11.15.2023

[film] Carole King Home Again: Live in Central Park (2023)

11月4日、土曜日の午後、ヒューマントラストシネマ渋谷で見ました。
1973年の5月26日、NYセントラルパークのThe Great Lawnで行われて約100,000人を集めたライブの記録。今から50年前のライブ映像。

Kingの“Tapestry” (1972)のプロデューサーであり、この映画のプロデューサーでもあるLou Adlerが16mmフィルムをまわして、最初は彼のナレーションでCarole Kingのキャリアと音楽がざっと紹介される。

NYで生まれ育った彼女がGerry Goffinと出会って結婚して、一緒に曲を書くようになって、Goffinと別れてからローレル・キャニオンに渡ってトリオの"The City" – 大好き – を結成して音楽活動を続けつつJames TaylorやJoni Mitchellと出会って、ソロとして”Writer” (1970)を出して... 以降はいいよね。このファーストソロから1973年までで驚異としか言いようのない5枚をリリースして、”Fantasy” (1973)を作ったときのレコーディングが楽しかったのでこのメンバーとライブをやってみたくなった、と。

それまでMetropolitan OperaやNY Philharmonicのライブが行われていた程度だったThe Great Lawn – 夏になるとSummerStageとして日替わりでライブをやってくれるのはRumsey Playfieldという別の場所。念のため - に野外ライブ用のステージを組んで、大規模な宣伝はせずラジオで流したくらいで当日これだけの人が集まった(でも80年のElton Johnの時は300,000人来たって)。

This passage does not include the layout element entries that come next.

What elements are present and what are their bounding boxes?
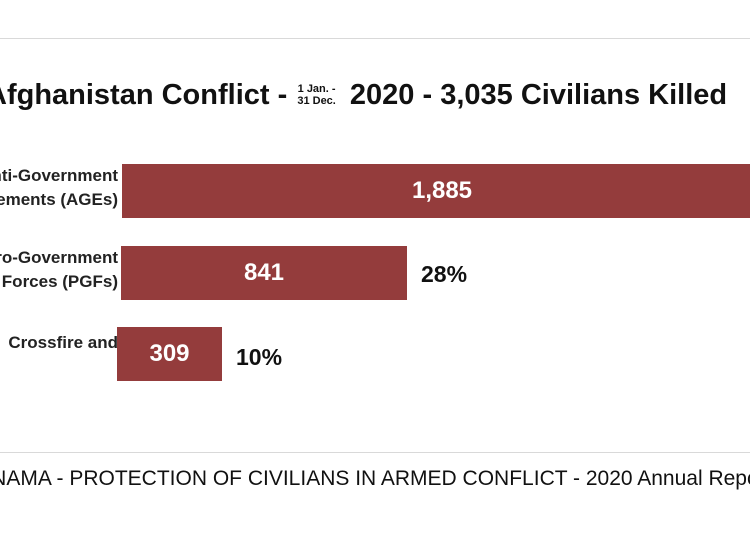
- title-tail: 2020 - 3,035 Civilians Killed: [349, 79, 728, 112]
- category-label-pgfs-line1: Pro-Government: [0, 248, 118, 267]
- bar-crossfire-percent-label: 10%: [236, 344, 283, 370]
- bottom-divider: [0, 452, 750, 453]
- title-lead: Afghanistan Conflict -: [0, 79, 288, 112]
- category-label-crossfire: Crossfire and: [8, 331, 118, 355]
- chart-title: Afghanistan Conflict - 1 Jan. - 31 Dec. …: [0, 74, 727, 115]
- title-date-start: 1 Jan. -: [297, 83, 336, 96]
- title-date-end: 31 Dec.: [297, 95, 336, 108]
- category-label-pgfs: Pro-Government Forces (PGFs): [0, 246, 118, 294]
- category-label-ages: Anti-Government Elements (AGEs): [0, 164, 118, 212]
- title-date-range: 1 Jan. - 31 Dec.: [297, 83, 336, 107]
- category-label-crossfire-line1: Crossfire and: [8, 333, 118, 352]
- bar-pgfs-percent-label: 28%: [421, 261, 468, 287]
- category-label-pgfs-line2: Forces (PGFs): [1, 272, 118, 291]
- bar-crossfire-value-label: 309: [149, 340, 190, 367]
- bar-pgfs-value-label: 841: [243, 259, 285, 286]
- category-label-ages-line1: Anti-Government: [0, 166, 118, 185]
- bar-ages: 1,885: [122, 164, 750, 218]
- category-label-ages-line2: Elements (AGEs): [0, 190, 118, 209]
- source-caption: UNAMA - PROTECTION OF CIVILIANS IN ARMED…: [0, 467, 750, 490]
- bar-crossfire: 309: [117, 327, 222, 381]
- top-divider: [0, 38, 750, 39]
- bar-ages-value-label: 1,885: [411, 177, 473, 204]
- bar-pgfs: 841: [121, 246, 407, 300]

内容は最初彼女ひとりのピアノと歌だけ、衣装なんて呼べないそこらの普段の野良着のような格好で、でもそれが似合ってて、彼女がそのままリビングで歌っているような少しの緊張とやわらかさをもって歌いだしたかのよう - でもこれこそが聴きたかったライブのCarole Kingだなー。彼女のこんな音楽、嫌いになれるひとがいるだろうか、というのと、これだけの聴衆を前になんでこんな温度感でさらりと歌えてしまうのだろう、という驚きと。

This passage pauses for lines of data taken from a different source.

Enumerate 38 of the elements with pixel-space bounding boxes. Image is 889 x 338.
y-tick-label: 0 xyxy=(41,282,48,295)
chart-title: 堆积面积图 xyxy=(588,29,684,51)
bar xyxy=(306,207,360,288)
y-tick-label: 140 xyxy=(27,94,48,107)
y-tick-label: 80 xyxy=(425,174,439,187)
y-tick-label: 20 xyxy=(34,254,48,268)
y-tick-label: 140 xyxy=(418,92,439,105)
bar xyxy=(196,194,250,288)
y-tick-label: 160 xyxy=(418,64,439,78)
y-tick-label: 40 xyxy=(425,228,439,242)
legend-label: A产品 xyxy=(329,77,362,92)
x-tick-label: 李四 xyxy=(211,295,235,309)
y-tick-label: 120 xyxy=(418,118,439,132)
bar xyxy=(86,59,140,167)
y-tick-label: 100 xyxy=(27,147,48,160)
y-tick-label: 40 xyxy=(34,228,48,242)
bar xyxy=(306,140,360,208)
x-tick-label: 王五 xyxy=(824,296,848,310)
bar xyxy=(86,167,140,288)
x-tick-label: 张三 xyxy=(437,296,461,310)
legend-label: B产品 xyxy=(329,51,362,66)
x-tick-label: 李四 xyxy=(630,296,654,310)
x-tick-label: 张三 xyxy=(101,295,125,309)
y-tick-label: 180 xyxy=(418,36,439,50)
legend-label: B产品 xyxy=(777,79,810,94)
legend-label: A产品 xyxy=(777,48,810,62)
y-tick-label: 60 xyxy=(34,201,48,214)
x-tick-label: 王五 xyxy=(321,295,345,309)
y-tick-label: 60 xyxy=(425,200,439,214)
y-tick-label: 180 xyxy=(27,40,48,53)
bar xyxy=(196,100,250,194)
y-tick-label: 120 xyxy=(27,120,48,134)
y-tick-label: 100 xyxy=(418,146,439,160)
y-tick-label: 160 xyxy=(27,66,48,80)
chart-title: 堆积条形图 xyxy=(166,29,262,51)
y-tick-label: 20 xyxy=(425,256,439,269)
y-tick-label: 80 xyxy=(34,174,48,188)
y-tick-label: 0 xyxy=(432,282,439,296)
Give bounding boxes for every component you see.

地べたに座っておとなしく聴いたり口ずさんだりしていた聴衆もバンドが入り始めた後半から緩く立ったり動いたりするようになってきて、大勢がわらわらと櫓に登り始めた時にはひやひやするのだがいつものように追い払われて(それでも残るバカはいる)。

まだちょっと寒さが残っていそうな5月の終わりの午後だったけど、家に帰ったらみんなレコードかけてまた歌ったりしたんだろうな(自分ならきっとそうする)、というところまで追いたくなるような、そんな景色がいっぱいあった。


Travelin' Band: Creedence Clearwater Revival at the Royal Albert Hall (2022)

11月11日、土曜日の昼、ル・シネマの渋谷宮下で見ました。
監督はBob Smeaton、ナレーションはJeff Bridges - 朴訥で、そんなにべらべら喋らない。

1970年4月14日にロンドンのRoyal Albert Hallで行われたCCRの英国で最初の、ひと晩のライブを16mmで撮ったものが倉庫から50年ぶりに発掘された、と。

前半(最初の40分)はバンドの成り立ちから1970年に初めてヨーロッパの地を踏んでこの日のライブに至るまでを紹介して、後半のライブ(後の42分)が始まってからはナレーションも編集も一切入らず、最後まで(おそらく)全曲通して流される。

CCRについては、John Fogertyひとりがクローズアップされがちだし、彼のヴォーカルの強さに改めて感嘆するものの、ライブだとDoug CliffordのドラムスとStu Cookのベースが際立ってよく響いて、割とおとなしめ(客席もフルでは埋まっていない)の観客が最後の" Keep On Chooglin'"で一部狂ったようになるのは彼らのエンジンのおかげなのではないか。このライブの数日前に発表されたThe Beatlesの解散がどうの、とはまったく関係なく、彼らのストンと足元に落ちてくるリズムって英国のR&B系とは明らかに違っていて、それを遠くからなんだこれ、って眺めているような感があっておもしろい。アメリカのガレージ的な、日が暮れても延々止まらずに鳴り続けているなにかが、でっかい箱ででっかく響きわたった最初の方なのではないか(← てきとー)。

Carol Kingのもだけど、こんなふうに「発掘」されてくるのって、デジタル化による倉庫の整理整頓が進んできた結果なのかしら、と思う反面、デジタルにしたからあとは棄てていいってものじゃないんだからね! というのも改めて言っておきたい。